More than 120 years ago, individual companies provided electricity, water, and gas services to properties. The resulting chaos in service consistency and pricing made it imperative that each service be treated as a utility that could be centrally managed. Cities facilitated this change by making rights-of-way and infrastructure (street poles and trenches, for example) available to utility providers to encourage citywide deployment and uniform service availability. We have seen the same issues with 5G infrastructure. Service providers left to their own devices will naturally invest first in parts of cities where they can get high subscriber rates and a fairly rapid return on investment. If we go down that path, then we will exacerbate the digital divide that separates the haves from the have-nots.

However, by treating connectivity as a utility, cities can facilitate citywide rollouts of 5G services so they are uniformly available. Rather than putting up onerous regulations and zoning restrictions that slow the deployment of small cells and other 5G infrastructure, cities can make it more attractive. For example, cities can plan to lay fiber conduit under streets whenever they dig them up for paving or other utility repairs. This makes it much easier and more cost-effective for service providers to then deploy fiber. Cities can also erect fiber-fed light poles or other “street furniture” that can later serve as locations for 5G small cells. In these ways and others, cities can meet service providers halfway in the effort to build out 5G infrastructure.
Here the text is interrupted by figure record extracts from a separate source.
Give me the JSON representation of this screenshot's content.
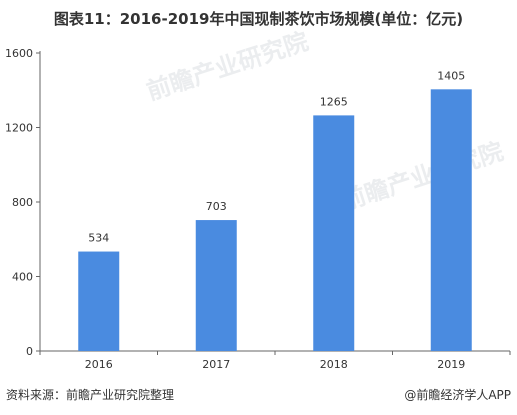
{
  "chart_data": {
    "type": "bar",
    "title": "图表11：2016-2019年中国现制茶饮市场规模(单位：亿元)",
    "categories": [
      "2016",
      "2017",
      "2018",
      "2019"
    ],
    "values": [
      534,
      703,
      1265,
      1405
    ],
    "data_labels": [
      "534",
      "703",
      "1265",
      "1405"
    ],
    "yticks": [
      0,
      400,
      800,
      1200,
      1600
    ],
    "ylim": [
      0,
      1600
    ],
    "xlabel": "",
    "ylabel": "",
    "grid": false,
    "legend": "none",
    "bar_color": "#4a8be0"
  },
  "footer": {
    "source": "资料来源：前瞻产业研究院整理",
    "brand": "@前瞻经济学人APP"
  },
  "watermark": {
    "text": "前瞻产业研究院"
  }
}
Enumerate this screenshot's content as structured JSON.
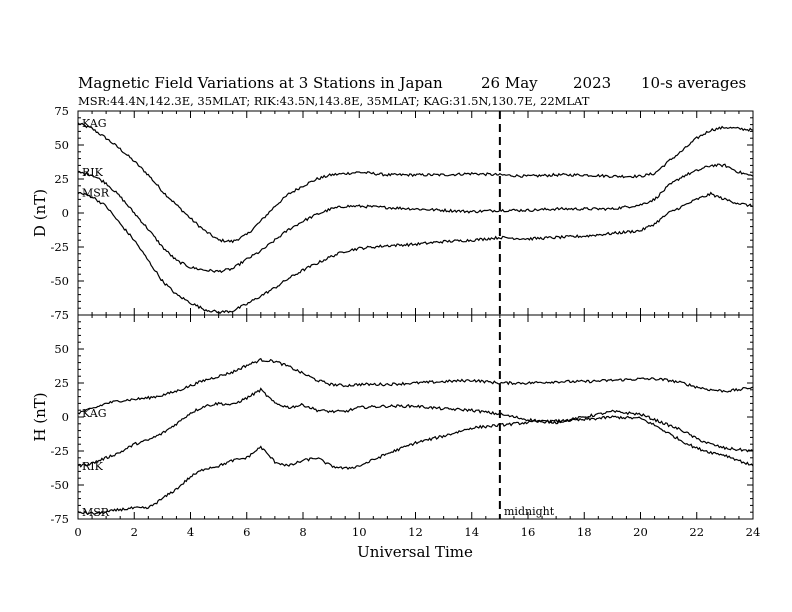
{
  "title": {
    "main": "Magnetic Field Variations at 3 Stations in Japan",
    "date": "26 May",
    "year": "2023",
    "averaging": "10-s averages"
  },
  "subtitle": "MSR:44.4N,142.3E, 35MLAT;  RIK:43.5N,143.8E, 35MLAT;  KAG:31.5N,130.7E, 22MLAT",
  "chart_data": [
    {
      "type": "line",
      "panel": "D",
      "ylabel": "D (nT)",
      "ylim": [
        -75,
        75
      ],
      "yticks": [
        75,
        50,
        25,
        0,
        -25,
        -50,
        -75
      ],
      "xlim": [
        0,
        24
      ],
      "grid": false,
      "series": [
        {
          "name": "KAG",
          "x": [
            0,
            0.5,
            1,
            1.5,
            2,
            2.5,
            3,
            3.5,
            4,
            4.5,
            5,
            5.5,
            6,
            6.5,
            7,
            7.5,
            8,
            8.5,
            9,
            9.5,
            10,
            11,
            12,
            13,
            14,
            15,
            16,
            17,
            18,
            19,
            20,
            20.5,
            21,
            21.5,
            22,
            22.5,
            23,
            23.5,
            24
          ],
          "values": [
            66,
            62,
            55,
            47,
            38,
            28,
            16,
            6,
            -4,
            -13,
            -20,
            -21,
            -16,
            -6,
            5,
            14,
            20,
            25,
            28,
            29,
            30,
            28,
            28,
            28,
            29,
            28,
            27,
            28,
            28,
            27,
            27,
            29,
            38,
            46,
            55,
            61,
            63,
            62,
            61
          ]
        },
        {
          "name": "RIK",
          "x": [
            0,
            0.5,
            1,
            1.5,
            2,
            2.5,
            3,
            3.5,
            4,
            4.5,
            5,
            5.5,
            6,
            6.5,
            7,
            7.5,
            8,
            8.5,
            9,
            9.5,
            10,
            11,
            12,
            13,
            14,
            15,
            16,
            17,
            18,
            19,
            20,
            20.5,
            21,
            21.5,
            22,
            22.5,
            23,
            23.5,
            24
          ],
          "values": [
            30,
            28,
            22,
            12,
            0,
            -12,
            -25,
            -35,
            -40,
            -42,
            -43,
            -41,
            -34,
            -28,
            -20,
            -12,
            -6,
            -1,
            3,
            5,
            5,
            4,
            3,
            2,
            1,
            2,
            2,
            3,
            3,
            3,
            6,
            10,
            20,
            27,
            31,
            35,
            35,
            30,
            27
          ]
        },
        {
          "name": "MSR",
          "x": [
            0,
            0.5,
            1,
            1.5,
            2,
            2.5,
            3,
            3.5,
            4,
            4.5,
            5,
            5.5,
            6,
            6.5,
            7,
            7.5,
            8,
            8.5,
            9,
            9.5,
            10,
            11,
            12,
            13,
            14,
            15,
            16,
            17,
            18,
            19,
            20,
            20.5,
            21,
            21.5,
            22,
            22.5,
            23,
            23.5,
            24
          ],
          "values": [
            15,
            12,
            5,
            -8,
            -20,
            -35,
            -50,
            -60,
            -66,
            -71,
            -73,
            -72,
            -67,
            -61,
            -55,
            -48,
            -42,
            -37,
            -32,
            -28,
            -26,
            -24,
            -23,
            -21,
            -20,
            -18,
            -19,
            -18,
            -17,
            -15,
            -13,
            -8,
            0,
            5,
            10,
            14,
            10,
            7,
            5
          ]
        }
      ]
    },
    {
      "type": "line",
      "panel": "H",
      "ylabel": "H (nT)",
      "ylim": [
        -75,
        75
      ],
      "yticks": [
        75,
        50,
        25,
        0,
        -25,
        -50,
        -75
      ],
      "xlim": [
        0,
        24
      ],
      "xticks": [
        0,
        2,
        4,
        6,
        8,
        10,
        12,
        14,
        16,
        18,
        20,
        22,
        24
      ],
      "xlabel": "Universal Time",
      "grid": false,
      "series": [
        {
          "name": "KAG",
          "x": [
            0,
            0.5,
            1,
            1.5,
            2,
            2.5,
            3,
            3.5,
            4,
            4.5,
            5,
            5.5,
            6,
            6.5,
            7,
            7.5,
            8,
            8.5,
            9,
            9.5,
            10,
            11,
            12,
            13,
            14,
            15,
            16,
            17,
            18,
            19,
            20,
            20.5,
            21,
            21.5,
            22,
            22.5,
            23,
            23.5,
            24
          ],
          "values": [
            3,
            6,
            10,
            12,
            13,
            14,
            16,
            19,
            23,
            27,
            30,
            33,
            38,
            42,
            41,
            37,
            32,
            27,
            24,
            23,
            24,
            24,
            25,
            26,
            27,
            25,
            25,
            26,
            26,
            27,
            28,
            28,
            27,
            25,
            22,
            20,
            19,
            20,
            22
          ]
        },
        {
          "name": "RIK",
          "x": [
            0,
            0.5,
            1,
            1.5,
            2,
            2.5,
            3,
            3.5,
            4,
            4.5,
            5,
            5.5,
            6,
            6.5,
            7,
            7.5,
            8,
            8.5,
            9,
            9.5,
            10,
            11,
            12,
            13,
            14,
            15,
            16,
            17,
            18,
            19,
            20,
            20.5,
            21,
            21.5,
            22,
            22.5,
            23,
            23.5,
            24
          ],
          "values": [
            -36,
            -34,
            -30,
            -26,
            -20,
            -17,
            -12,
            -5,
            3,
            8,
            10,
            9,
            14,
            20,
            10,
            7,
            9,
            5,
            4,
            4,
            7,
            8,
            8,
            6,
            5,
            2,
            -2,
            -4,
            0,
            4,
            2,
            -2,
            -6,
            -10,
            -16,
            -20,
            -23,
            -24,
            -25
          ]
        },
        {
          "name": "MSR",
          "x": [
            0,
            0.5,
            1,
            1.5,
            2,
            2.5,
            3,
            3.5,
            4,
            4.5,
            5,
            5.5,
            6,
            6.5,
            7,
            7.5,
            8,
            8.5,
            9,
            9.5,
            10,
            11,
            12,
            13,
            14,
            15,
            16,
            17,
            18,
            19,
            20,
            20.5,
            21,
            21.5,
            22,
            22.5,
            23,
            23.5,
            24
          ],
          "values": [
            -70,
            -71,
            -70,
            -68,
            -67,
            -67,
            -60,
            -53,
            -44,
            -38,
            -36,
            -32,
            -30,
            -22,
            -33,
            -36,
            -32,
            -30,
            -36,
            -38,
            -36,
            -27,
            -19,
            -14,
            -8,
            -6,
            -4,
            -3,
            -2,
            0,
            -1,
            -6,
            -12,
            -18,
            -23,
            -26,
            -28,
            -32,
            -36
          ]
        }
      ]
    }
  ],
  "annotation": {
    "midnight_ut": 15,
    "midnight_label": "midnight"
  }
}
Some cities are already pursuing this strategy by deploying shared infrastructure. In Lincoln, Nebraska, the city enabled conduit to every building, and contracted a third party to pull fiber everywhere. Service providers can roll out services simply by leasing that neutral fiber. Stockholm, Sweden, Chattanooga, Tennessee, Mississauga, Ontario, Tampa, Florida and Columbus, Ohio are other cities with significant initiatives to deploy fiber rings to make it easier for carriers to deploy services or otherwise form public/private partnerships to make networks easier and more cost-effective to deploy.

Shared infrastructure is the key

Connectivity is the basic requirement for smart cities, and fiber-fed 5G wireless is the infrastructure that will make it possible. But to enable 5G universally, cities and service providers will have to work together. Shared infrastructure makes 5G a viable business model for both cities and service providers.

How do we get there? It takes an up-front vision of creating a network that gets to the end customer in an equitable way. With planning, partnerships, and shared infrastructure, we can enable a smarter future for everyone.